The biggest issue is discoverability. There's not federated way of linking to posts or comments and it's really hard to find the content that's there.
For example, if you subscribe to one of the bigger meme communities, your feed will be 95% memes and it drowns out everything else. But if you unsubscribe, you get 0% memes. So it's virtually impossible to get like ~20% memes.
The hot and active sortings, which should help you find worthwhile content are far too stable. They only push the same stuff over and over. Good new stuff often gets burried, because it doesn't have enough engagement to make it into hot/active which would provide engagement, while the stuff that's already there stays there.
Search is another big issue. On Reddit, if I read a post before, I could just search for it and find the post quite quickly. On Lemmy this hardly works at all.
Reddit's SEO is also really good, Lemmy's doesn't exist.
Other than that, it's a nice place. Discussions are civilized. I miss a lot of the more niche content, but maybe it will happen in the future.
My biggest pain point right now is the bugs. I tried posting a rather long reply to something and got a "Beehaw is down for maintenance" message. I'm not sure if it was the instance or my app (Connect), but I ended up losing the post.
Having said that, I really am enjoying my time here. People seem nice and welcoming, and engagement is good. I'm looking forward to seeing how things progress.
#LemmyRules
Not gonna lie it was really confusing to begin with, even with a guide. Partially because I dropped by kbin first.

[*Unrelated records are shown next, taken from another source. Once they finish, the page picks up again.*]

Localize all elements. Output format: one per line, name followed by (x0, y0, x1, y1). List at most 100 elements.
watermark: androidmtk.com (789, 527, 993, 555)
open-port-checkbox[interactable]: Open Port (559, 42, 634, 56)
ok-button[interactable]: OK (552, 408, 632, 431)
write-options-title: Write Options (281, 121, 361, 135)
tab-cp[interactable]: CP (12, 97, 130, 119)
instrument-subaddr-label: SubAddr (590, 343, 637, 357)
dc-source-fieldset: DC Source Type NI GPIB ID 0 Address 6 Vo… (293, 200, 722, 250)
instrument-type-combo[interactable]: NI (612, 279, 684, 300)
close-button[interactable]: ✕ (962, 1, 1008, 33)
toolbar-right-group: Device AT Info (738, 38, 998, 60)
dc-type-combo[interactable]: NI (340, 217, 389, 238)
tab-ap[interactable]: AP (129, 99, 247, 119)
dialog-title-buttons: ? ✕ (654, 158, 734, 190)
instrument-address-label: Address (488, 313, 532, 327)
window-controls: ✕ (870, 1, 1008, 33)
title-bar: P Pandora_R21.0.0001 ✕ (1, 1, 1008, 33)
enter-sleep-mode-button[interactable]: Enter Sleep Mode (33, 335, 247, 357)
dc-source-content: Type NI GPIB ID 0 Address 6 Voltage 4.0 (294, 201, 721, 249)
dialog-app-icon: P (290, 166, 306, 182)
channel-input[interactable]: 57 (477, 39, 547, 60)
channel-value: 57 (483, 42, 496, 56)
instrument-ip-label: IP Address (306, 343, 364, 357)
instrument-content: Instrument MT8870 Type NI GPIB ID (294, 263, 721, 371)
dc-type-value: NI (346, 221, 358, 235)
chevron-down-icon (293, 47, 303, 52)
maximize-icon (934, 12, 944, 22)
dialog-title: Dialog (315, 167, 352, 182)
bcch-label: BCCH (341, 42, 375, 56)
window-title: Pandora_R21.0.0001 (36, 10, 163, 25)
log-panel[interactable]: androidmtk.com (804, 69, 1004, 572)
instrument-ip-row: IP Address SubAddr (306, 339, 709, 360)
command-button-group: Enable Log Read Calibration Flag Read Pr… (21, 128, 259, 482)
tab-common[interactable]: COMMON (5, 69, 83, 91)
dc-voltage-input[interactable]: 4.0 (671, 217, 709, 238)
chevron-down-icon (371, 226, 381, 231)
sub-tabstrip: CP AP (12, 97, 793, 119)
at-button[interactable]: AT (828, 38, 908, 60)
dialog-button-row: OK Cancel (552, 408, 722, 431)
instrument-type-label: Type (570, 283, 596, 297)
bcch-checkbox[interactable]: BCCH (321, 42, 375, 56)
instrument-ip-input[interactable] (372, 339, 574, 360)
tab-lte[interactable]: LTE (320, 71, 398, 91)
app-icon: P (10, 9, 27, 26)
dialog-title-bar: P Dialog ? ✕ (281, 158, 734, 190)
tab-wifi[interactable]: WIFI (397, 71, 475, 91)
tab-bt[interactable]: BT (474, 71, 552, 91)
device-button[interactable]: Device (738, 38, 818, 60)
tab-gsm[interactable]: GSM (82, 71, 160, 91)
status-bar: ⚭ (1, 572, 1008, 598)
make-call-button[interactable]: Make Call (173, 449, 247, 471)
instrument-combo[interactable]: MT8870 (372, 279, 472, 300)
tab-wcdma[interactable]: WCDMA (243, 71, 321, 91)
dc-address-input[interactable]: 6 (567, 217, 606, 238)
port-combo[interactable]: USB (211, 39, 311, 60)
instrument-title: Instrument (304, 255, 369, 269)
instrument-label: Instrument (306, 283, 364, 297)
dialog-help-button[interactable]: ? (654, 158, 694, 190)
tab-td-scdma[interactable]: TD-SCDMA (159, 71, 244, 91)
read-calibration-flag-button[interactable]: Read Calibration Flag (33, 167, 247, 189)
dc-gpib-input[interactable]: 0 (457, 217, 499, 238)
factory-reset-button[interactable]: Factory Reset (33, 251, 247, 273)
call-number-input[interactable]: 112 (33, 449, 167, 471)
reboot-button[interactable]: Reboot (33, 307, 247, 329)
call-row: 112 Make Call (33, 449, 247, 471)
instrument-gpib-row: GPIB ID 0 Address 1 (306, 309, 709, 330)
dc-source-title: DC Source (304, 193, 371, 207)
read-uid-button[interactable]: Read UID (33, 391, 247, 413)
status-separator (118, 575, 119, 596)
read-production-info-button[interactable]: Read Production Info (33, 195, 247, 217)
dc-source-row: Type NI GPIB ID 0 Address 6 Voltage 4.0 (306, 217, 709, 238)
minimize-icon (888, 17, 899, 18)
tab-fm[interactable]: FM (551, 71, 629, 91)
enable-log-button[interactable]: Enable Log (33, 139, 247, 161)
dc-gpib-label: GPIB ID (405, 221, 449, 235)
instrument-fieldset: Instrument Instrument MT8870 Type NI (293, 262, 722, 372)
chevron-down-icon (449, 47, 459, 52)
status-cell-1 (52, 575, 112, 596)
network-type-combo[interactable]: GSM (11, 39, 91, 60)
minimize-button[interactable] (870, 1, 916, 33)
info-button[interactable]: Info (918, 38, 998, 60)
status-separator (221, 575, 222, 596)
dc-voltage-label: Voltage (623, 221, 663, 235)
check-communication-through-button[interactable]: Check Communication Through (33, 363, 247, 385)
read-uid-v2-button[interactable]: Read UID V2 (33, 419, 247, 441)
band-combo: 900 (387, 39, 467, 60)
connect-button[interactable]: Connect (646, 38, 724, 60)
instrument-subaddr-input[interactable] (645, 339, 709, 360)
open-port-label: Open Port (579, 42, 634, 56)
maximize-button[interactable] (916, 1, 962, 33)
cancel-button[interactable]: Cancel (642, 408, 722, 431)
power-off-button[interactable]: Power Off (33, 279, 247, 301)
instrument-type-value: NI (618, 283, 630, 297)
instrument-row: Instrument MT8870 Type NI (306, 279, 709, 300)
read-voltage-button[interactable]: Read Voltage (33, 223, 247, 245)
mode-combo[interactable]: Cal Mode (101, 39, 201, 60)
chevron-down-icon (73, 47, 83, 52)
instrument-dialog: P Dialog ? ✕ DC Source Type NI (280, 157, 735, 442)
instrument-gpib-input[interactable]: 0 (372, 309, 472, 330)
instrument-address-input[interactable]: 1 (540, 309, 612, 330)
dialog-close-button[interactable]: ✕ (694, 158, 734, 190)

I'm honest, I still don't get the universe concept. I am going on the site via feddit, which is the German version, I guess? If I want to see everything, I need to go to lemmy.world? If I get an app for it, what would it route me to?
It should be fine after a while if people stay here, but for now it's still in its infancy when it comes to user friendliness, I think.
I like it but still dealing with a bit of a learning curve. I expected some glitches and slow downs so that hasn't really bothered me. Looking forward to watching the platform evolve and take shape as I learn more.
Pretty nice. I just wish more people were here. The occasional bug is fine it seems to be fixed quickly.
Im enjoying it so far, i think ive figured most of it out, got myself on a nice smaller local instance and everything is loading properly, and im consuming the information.
Meh it's missing a lot of QoL. It would have been nice if Lemmy had 'default subs' just as reddit did. Perhaps there are some Lemmy instances that do this?
I find it very hard to find subs to subscribe to (overview of existing subs is terrible), and the subs I did find are much less active than on reddit (even compared to smaller subreddits)
Plus the app I am using (wefwef) is clunky in its design; collapsing comments is clunky, downvoting is somehow ridiculously hard to figure out, and there is no consistant 'back' navigation item (switching between the android back-button in the bottom, and a cancel button at the top, without any consistency or logic)
Overall: if reddit would come back online tomorrow, I'd go back in a heartbeat. It's like the Lemmy developers are filled with IT people and lacking in psychologists, sociologists and UX experts.
Jerboa is a pretty good app for Android. Can't wait for sync for lemmmy to come out though.
Its better in a lot of ways and I have fully switched, didnt look back since.